Un polo per un’altra urbanità
L’intervista / Claudio Chiapparino e il programma del Foce, luogo di esplorazioni artistiche Mentre il Foce conferma la sua scelta di incrociare linee creative diverse, locali e non solo, ci poniamo una domanda. Che cosa sarà o dovrebbe essere l’offerta c
Ci sono il teatro, la sala concerti, l’Agorateca, il Foyer e un nuovo giardino. Qui s’incrociano la musica, il teatro nelle sue varie forme, la danza, il cinema, gli incontri con scrittori e altri artisti. È l’altro polo di Lugano, chiamatelo se volete «polino artistico», come dice ridendo Claudio Chiapparino, direttore della Divisione eventi e congressi a Lugano. In una parola, è il Foce, che ieri ha presentato il suo programma. Un cartellone in cui si spazia fra le esplorazioni musicali della rassegna Raclette, le proposte del Festival internazionale di teatro e quelle della scena teatrale ticinese, il Festival delle marionette e le altre proposte per i più piccoli, le rassegne di cinema e la letteratura, i diritti umani e la comicità in forma d’Improfilm di Tobia Botta... Per il programma rimandiamo al sito foce.ch e poniamo qualche domanda a Chiapparino.

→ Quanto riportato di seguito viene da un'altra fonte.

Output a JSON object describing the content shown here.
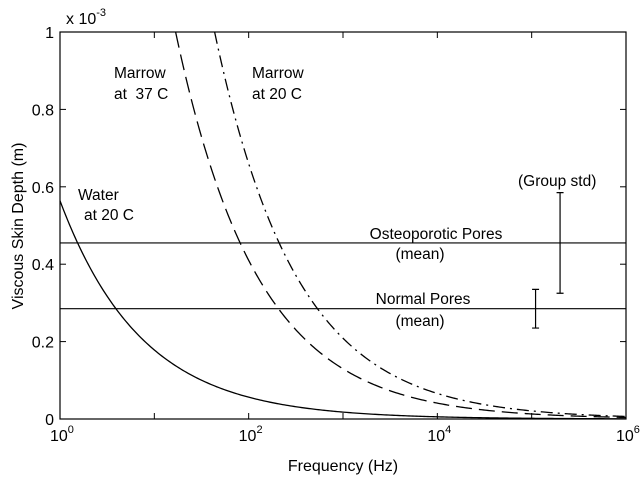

Fra tutte queste proposte, quale vuole essere la vocazione del Foce? Quale il suo ruolo nell’offerta culturale luganese?
Forse potremmo capovolgere la domanda. Non ci chiediamo che cosa siamo o quale sia la nostra mission, ma se ha ancora senso proseguire sulla strada che abbiamo scelto già molto tempo fa. Cioè quella di incrociare le diverse linee artistiche della creatività locale, nei diversi generi e secondo i diversi target, all’interno degli spazi della nostra realtà, per farla crescere il più possibile. Dopo l’avvento del Lac questa linea ha ancora senso? La novità del programma di quest’anno, grazie al fatto che il Lac concede più spazio alle realtà locali oppure che qui si unisce a rassegne come quella del
Mat, è che al Foce si è creato ancora più spazio, tant’è che già fra le proposte dei primi mesi di stagione ne abbiamo una metà di nuove compagnie. Quindi questo ci incoraggia a perseguire la linea che abbiamo sempre tenuto, è un nostro compito fondamentale offrire ulteriore spazio a delle novità.

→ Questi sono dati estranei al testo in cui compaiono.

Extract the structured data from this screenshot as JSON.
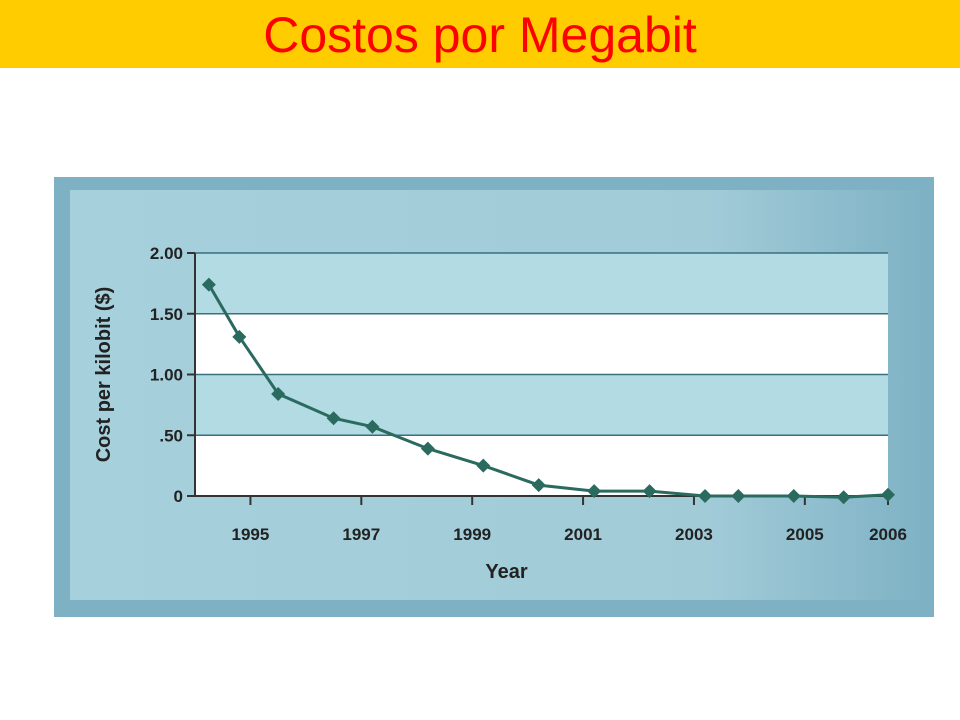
{
  "page": {
    "title": "Costos por Megabit"
  },
  "colors": {
    "title_bg": "#ffcc00",
    "title_text": "#ff0000",
    "panel_bg": "#9fcad8",
    "panel_border": "#6ea3b6",
    "band_shaded": "#b2dbe4",
    "band_white": "#ffffff",
    "series": "#2a6a5f"
  },
  "chart_data": {
    "type": "line",
    "title": "",
    "xlabel": "Year",
    "ylabel": "Cost per kilobit ($)",
    "ylim": [
      0,
      2.0
    ],
    "xlim": [
      1994,
      2006.5
    ],
    "y_ticks": [
      {
        "value": 2.0,
        "label": "2.00"
      },
      {
        "value": 1.5,
        "label": "1.50"
      },
      {
        "value": 1.0,
        "label": "1.00"
      },
      {
        "value": 0.5,
        "label": ".50"
      },
      {
        "value": 0.0,
        "label": "0"
      }
    ],
    "x_ticks": [
      {
        "value": 1995,
        "label": "1995"
      },
      {
        "value": 1997,
        "label": "1997"
      },
      {
        "value": 1999,
        "label": "1999"
      },
      {
        "value": 2001,
        "label": "2001"
      },
      {
        "value": 2003,
        "label": "2003"
      },
      {
        "value": 2005,
        "label": "2005"
      },
      {
        "value": 2006.5,
        "label": "2006"
      }
    ],
    "grid": "horizontal alternating bands",
    "series": [
      {
        "x": [
          1994.25,
          1994.8,
          1995.5,
          1996.5,
          1997.2,
          1998.2,
          1999.2,
          2000.2,
          2001.2,
          2002.2,
          2003.2,
          2003.8,
          2004.8,
          2005.7,
          2006.5
        ],
        "values": [
          1.74,
          1.31,
          0.84,
          0.64,
          0.57,
          0.39,
          0.25,
          0.09,
          0.04,
          0.04,
          0.0,
          0.0,
          0.0,
          -0.01,
          0.01
        ]
      }
    ]
  }
}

Considerato questo fermento artistico che caratterizza il Ticino, basta il Foce ad accoglierlo?
Il Foce ha il vantaggio di avere una dimensione teatrale intima, adatta a forme artistiche che prevedono una maggiore integrazione del pubblico. Il fatto che possiamo proporre la scoperta di nuove realtà dimostra che c’è ancora spazio. Dopo, che questo basti è difficile da dire. Di sicuro quel che serve a Lugano è uno spazio maggiore per le prove delle produzioni, sarebbe peccato bloccare un teatro per questo. Bisogna poi vedere come evolvono proposte che escono dalle forme e dai luoghi abituali, come quella di Camilla Parini che va alla ricerca di luoghi abbandonati, per cui sarà interessante vedere come altri spazi culturali potrebbero contribuire ospitando spettacoli di questo tipo. Infatti, come accade in Svizzera e nel mondo, non è detto che queste novità debbano crescere sempre in spazi “istituzionali”.

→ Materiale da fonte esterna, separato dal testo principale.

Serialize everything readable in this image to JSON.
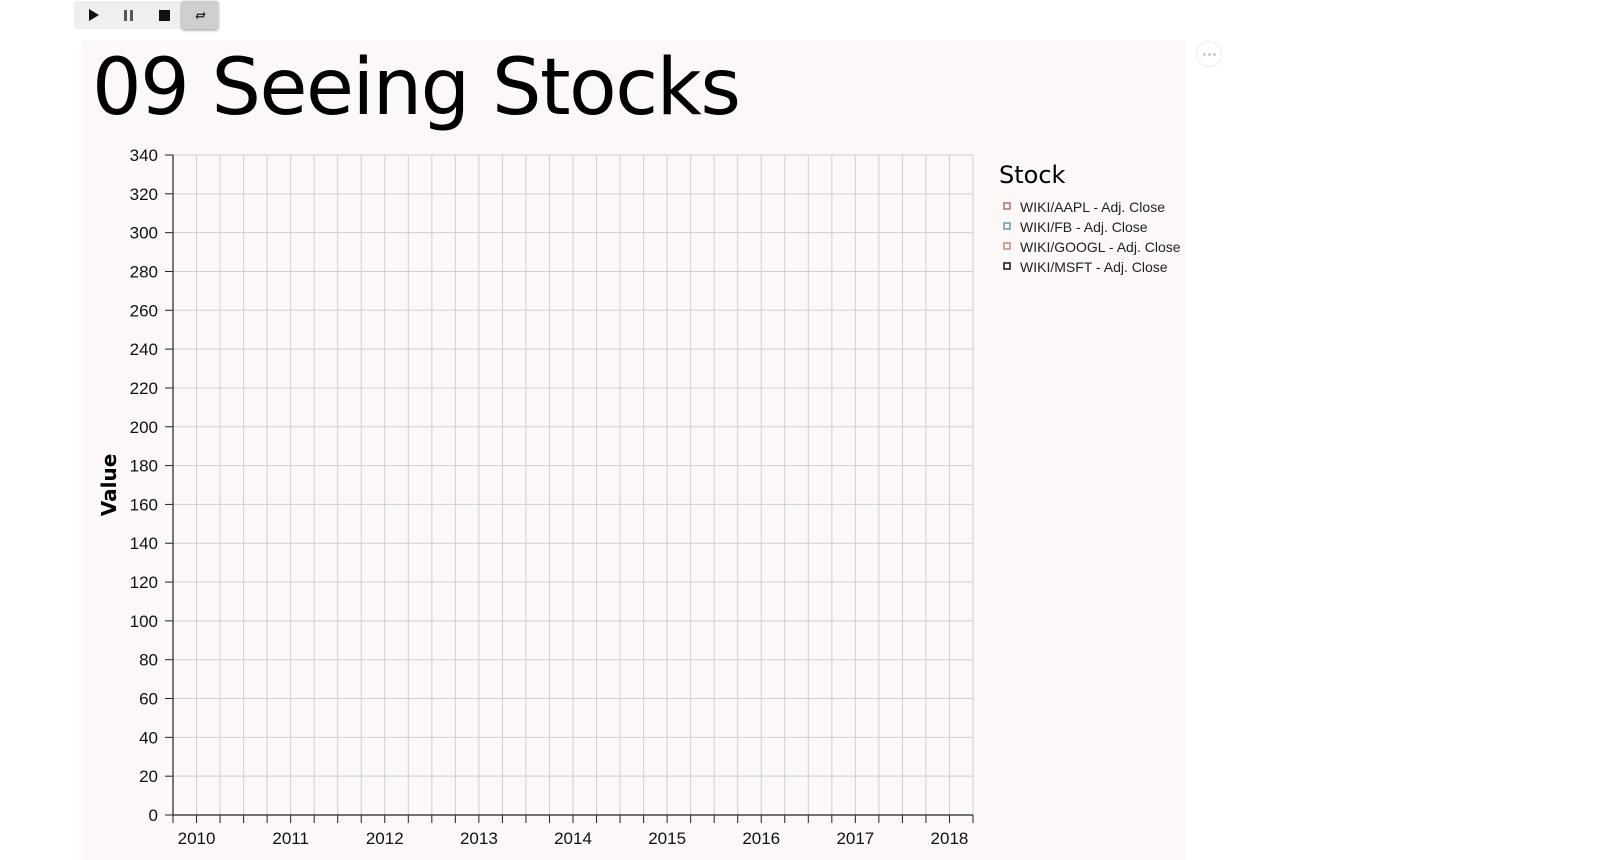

Pensando alla risposta del pubblico, i risultati giustificano il vostro sforzo?
Devo dire che soprattutto le realtà nuove e fresche hanno una capacità elevata di mobilitazione di nuovi pubblici. Per quanto riguarda le compagnie storiche, la risposta è normalmente altalenante.
Dopo 25 anni a Lugano, quali esigenze vede sul piano dell’offerta culturale nel futuro prossimo della città?
Noi siamo una piccola città con tante caratteristiche da grande città. In questo senso dovremmo sviluppare di più l’aspetto dell’urbanità, intesa come una vita culturale vivace in cui ci sia molto più fermento a livello di locali e di club, non per forza tutti originali come il Morel o il Turba. Occorre però una rete di realtà di diverso tipo. Mi sono sempre un po’ ispirato al modello di Edimburgo, con i suoi tanti spazi che partecipano alla creazione di eventi e attività: per ogni festival o iniziativa, ci sono le proposte istituzionali e quelle alternative in cui tutti, fino all’ultimo scantinato, s’inventano qualcosa perché tutti vogliono collaborare. Penso che per noi la direzione da prendere sia verso una maturità tipica di un’urbanità più vissuta dalle grandi città, in modo da diventare più attrattivi per l’esterno; senza limitarci a guardare ciascuno al suo, senza restare divisi ma alleandoci molto di più.